The worst bit is when people try to force you into it. You’re at dinner and someone brings up some news story and everyone’s looking at you, waiting.
“What do you think about it?”
“I don’t really have a view.”
“Come on, you must have some thoughts.”
No. I don’t. I genuinely do not care about this enough to have formed a position. And even if I did care, I haven’t read enough to say anything intelligent about it.
But you can’t say that, because then you’re the one being difficult.
So now we’ve got a world full of people with opinions on absolutely everything, most of which they came up with in the last thirty seconds, and we’re all pretending this is normal.
LinkedIn’s the worst for it.
Copywriters posting their thoughts on blockchain technology.
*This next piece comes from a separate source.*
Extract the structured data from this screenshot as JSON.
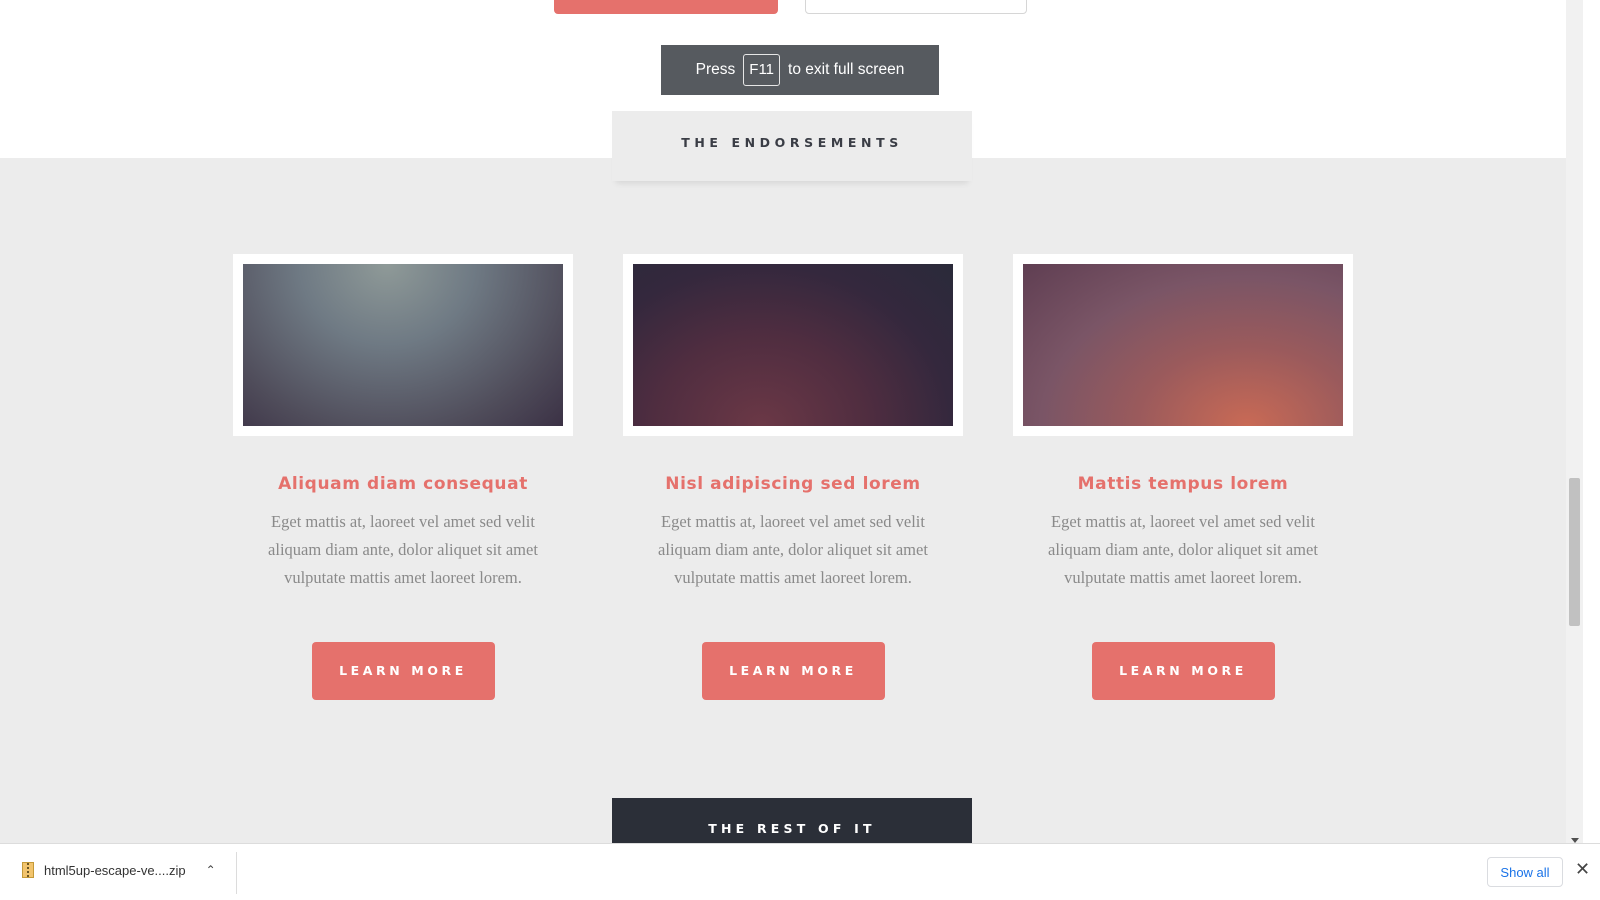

Recruiters explaining quantum computing. Marketing consultants with firm views on commercial property markets.
None of these people work in those industries. They’ve never studied them. They couldn’t explain the basics if you asked.
But they’ve got a view. And they’re sharing it. Because that’s what you do now.
You have opinions on things you don’t understand, about industries you’ll never work in, affecting people you’ll never meet, and you deliver them with absolute certainty.
Because someone might think you’re stupid if you don’t.
I saw a post last week from a graphic designer explaining monetary policy. Not joking. Full breakdown of interest rates and inflation.
Mate, you make logos.
Another one was a life coach with strong opinions on semiconductor manufacturing. Semiconductors. The bloke sells PDFs about morning routines and he’s out here talking about chip fabrication like he works at Nvidia.
And people lap it up.
Because we’ve decided that having opinions is more important than knowing what you’re talking about.
The performance matters more than the substance.
You’re not supposed to say “I don’t know” anymore. That makes you look uninformed. Unengaged. Not curious enough.
So people fake it.
They cobble together a position from headlines and tweets and reels, and they post it with complete confidence, and we all pretend this is fine.
It’s not fine.
It’s exhausting.
What if “I don’t know” was just a normal thing to say?
Not as a way of avoiding the conversation. Just as an honest response to being asked about something you genuinely don’t have enough information or interest to form a proper view on.
“What do you think about that new AI tool?”
“I don’t know. Haven’t tried it.”
“Thoughts on intermittent fasting?”
“No idea. Not looked into it.”
Perfectly reasonable answers. You’re not required to have a position on everything just because someone asked.
But we act like you are.
Because not having an opinion makes you look like you’re not paying attention. And paying attention is the most important thing now.
Even if you’re paying attention to things that don’t matter.
Even if your opinion’s worthless.
Even if you’ll have forgotten the whole thing by next week.
At least you said something.


Keep on writing, please! We need voices like yours to "call out" what's considered norm nowadays.
top tier writing and topic 🔝
everyone has an opinion on everything. and that's annoying to say the least.